What does the idiom "big-headed" mean?
You are wondering about the meaning of the phrase big-headed, maybe you heard it in a TV show, movie or theater play. Although this idiom is not used very often, it enriches your capacity of expression and strengthens communication. In which case is the expression big-headed used and what is its meaning?
Meaning of "big-headed"
The idiom ‘big-headed’ is used to refer to someone who has an excessively prideful or boastful attitude. It is usually used as an insult or to describe an annoying or too-confident person.
The origin of the phrase ‘big-headed’ can be traced back to the 16th century, when the term ‘big-headed’ was used to describe someone with a large, prominent head. In the late 18th century, the phrase was expanded to encompass more than just physical size and began to also refer to someone who was overly confident and vain.

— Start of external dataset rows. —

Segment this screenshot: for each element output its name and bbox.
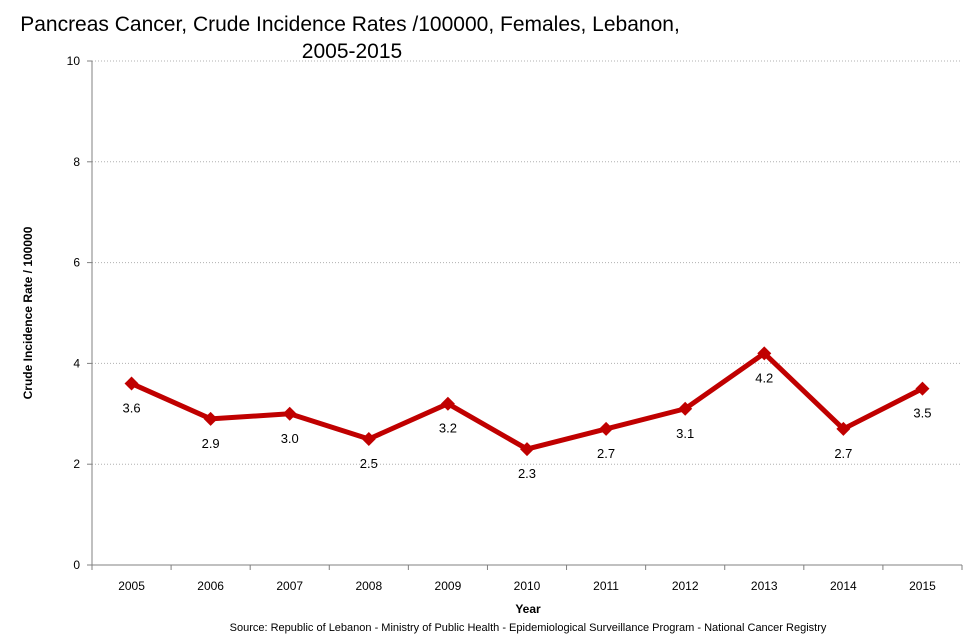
data-point-marker — [520, 442, 534, 457]
data-label: 3.0 — [281, 431, 299, 446]
data-point-marker — [124, 376, 139, 391]
data-label: 3.5 — [913, 406, 931, 421]
x-tick-label: 2008 — [355, 579, 382, 593]
data-point-marker — [915, 381, 930, 396]
data-point-marker — [757, 346, 772, 361]
y-tick-label: 2 — [73, 457, 80, 471]
series-line — [130, 350, 924, 452]
data-label: 3.2 — [439, 421, 457, 436]
data-point-marker — [599, 421, 614, 436]
x-tick-label: 2006 — [197, 579, 224, 593]
x-tick-label: 2011 — [593, 579, 619, 593]
x-tick-label: 2012 — [672, 579, 699, 593]
data-point-marker — [440, 396, 455, 411]
x-tick-label: 2007 — [276, 579, 303, 593]
x-axis-title: Year — [515, 602, 541, 616]
y-tick-label: 4 — [73, 356, 80, 370]
chart-title-line2: 2005-2015 — [302, 40, 402, 63]
y-tick-label: 6 — [73, 256, 80, 270]
data-point-marker — [361, 432, 376, 446]
data-label: 2.5 — [360, 456, 378, 471]
x-tick-label: 2013 — [751, 579, 778, 593]
data-point-marker — [282, 406, 297, 421]
data-point-marker — [836, 421, 851, 436]
data-label: 4.2 — [755, 370, 773, 385]
chart-title-line1: Pancreas Cancer, Crude Incidence Rates /… — [20, 13, 680, 36]
source-note: Source: Republic of Lebanon - Ministry o… — [230, 622, 827, 634]
data-point-marker — [203, 411, 218, 426]
x-tick-label: 2005 — [118, 579, 145, 593]
data-point-marker — [678, 401, 693, 416]
data-label: 2.7 — [834, 446, 852, 461]
y-tick-label: 8 — [73, 155, 80, 169]
y-tick-label: 10 — [67, 54, 81, 68]
x-tick-label: 2010 — [514, 579, 541, 593]
y-tick-label: 0 — [73, 558, 80, 572]
x-tick-label: 2015 — [909, 579, 936, 593]
data-label: 2.9 — [202, 436, 220, 451]
data-label: 2.7 — [597, 446, 615, 461]
data-label: 2.3 — [518, 466, 536, 481]
x-tick-label: 2014 — [830, 579, 857, 593]
data-label: 3.6 — [123, 401, 141, 416]
data-label: 3.1 — [676, 426, 694, 441]
y-axis-title: Crude Incidence Rate / 100000 — [21, 226, 35, 399]
x-tick-label: 2009 — [435, 579, 462, 593]
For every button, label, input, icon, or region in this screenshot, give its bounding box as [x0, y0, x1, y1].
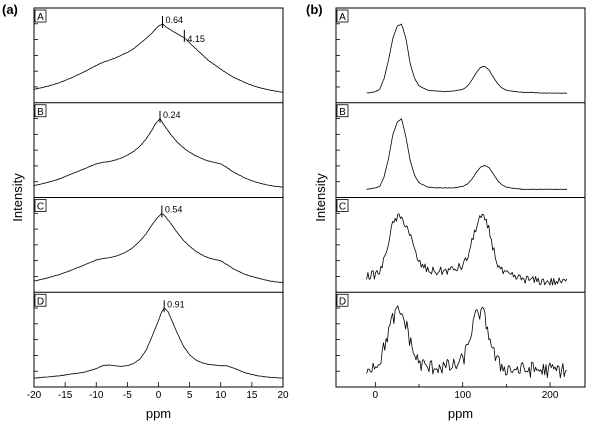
- x-tick-label: -5: [123, 390, 132, 401]
- peak-label: 0.24: [163, 110, 181, 120]
- panel-b: B: [336, 102, 585, 190]
- panel-label: A: [37, 12, 44, 23]
- x-tick-label: 100: [454, 390, 471, 401]
- panel-a: A: [336, 9, 568, 94]
- x-tick-label: 5: [187, 390, 193, 401]
- y-axis-label: Intensity: [10, 173, 25, 222]
- x-axis-label: ppm: [146, 406, 171, 421]
- x-tick-label: -10: [89, 390, 104, 401]
- chart-a: A 0.64 4.15 B 0.24 C 0.54 D 0.91 -20 -15 -10 -5 0 5 10 1…: [10, 7, 289, 421]
- peak-label: 0.54: [165, 205, 183, 215]
- panel-label-box: [336, 9, 349, 23]
- spectrum-trace: [366, 118, 568, 190]
- spectrum-trace: [34, 23, 283, 93]
- figure-label-a: (a): [2, 2, 18, 17]
- panel-label: D: [339, 296, 346, 307]
- x-tick-label: 20: [277, 390, 289, 401]
- panel-label-box: [34, 9, 47, 23]
- x-axis-label: ppm: [448, 406, 473, 421]
- spectrum-trace: [366, 305, 567, 379]
- figure-label-b: (b): [306, 2, 323, 17]
- panel-label-box: [34, 293, 47, 307]
- panel-label: B: [37, 107, 44, 118]
- panel-d: D: [336, 291, 585, 379]
- x-tick-label: 15: [246, 390, 258, 401]
- spectrum-trace: [366, 213, 568, 286]
- spectrum-trace: [33, 213, 284, 283]
- panel-label-box: [336, 293, 349, 307]
- panel-d: D 0.91: [33, 291, 284, 379]
- panel-label: C: [37, 202, 44, 213]
- y-axis-label: Intensity: [313, 173, 328, 222]
- chart-b: A B C D 0 100 200 ppm Intensity: [313, 7, 586, 421]
- panel-label: C: [339, 202, 346, 213]
- peak-label: 4.15: [187, 34, 205, 44]
- spectrum-trace: [366, 23, 568, 94]
- panel-c: C 0.54: [33, 197, 284, 283]
- x-tick-label: 10: [215, 390, 227, 401]
- x-tick-label: -15: [58, 390, 73, 401]
- panel-c: C: [336, 197, 585, 286]
- peak-label: 0.64: [165, 15, 183, 25]
- panel-a: A 0.64 4.15: [34, 9, 283, 93]
- panel-label-box: [336, 199, 349, 212]
- x-tick-label: 0: [156, 390, 162, 401]
- peak-label: 0.91: [167, 299, 185, 309]
- x-tick-label: -20: [27, 390, 42, 401]
- spectrum-trace: [33, 307, 284, 379]
- panel-label: A: [339, 12, 346, 23]
- x-tick-label: 0: [373, 390, 379, 401]
- panel-label: D: [37, 296, 44, 307]
- panel-b: B 0.24: [34, 102, 283, 188]
- panel-label-box: [34, 199, 47, 212]
- x-tick-label: 200: [542, 390, 559, 401]
- panel-label: B: [339, 107, 346, 118]
- panel-label-box: [34, 104, 47, 118]
- spectrum-trace: [34, 118, 283, 188]
- panel-label-box: [336, 104, 349, 118]
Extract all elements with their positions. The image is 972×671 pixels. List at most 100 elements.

The phrase ‘big-headed’ is often used to describe someone who is overly confident or egotistical. It can be used in both a humorous and serious manner and is often used to refer to a character trait of someone, regardless of their actual physical size.
- “My brother is such a big-headed person, he can’t stop bragging about himself.”
- “I don’t understand why she’s so big-headed, she’s not even that talented.”
- “He’s always so big-headed around his friends, it’s really embarrassing.”
- “Stop being so big-headed, nobody likes it.”
The power of idioms transcends languages!
"Putting the cart before the horse" is an English idiom that means doing things in the wrong order. In Russian, the similar idiom is "Кладёт колесо впереди лошади," which translates to "Putting the cart before the horse." This idiom emphasizes the idea that doing things in the wrong order can lead to confusion and problems down the line.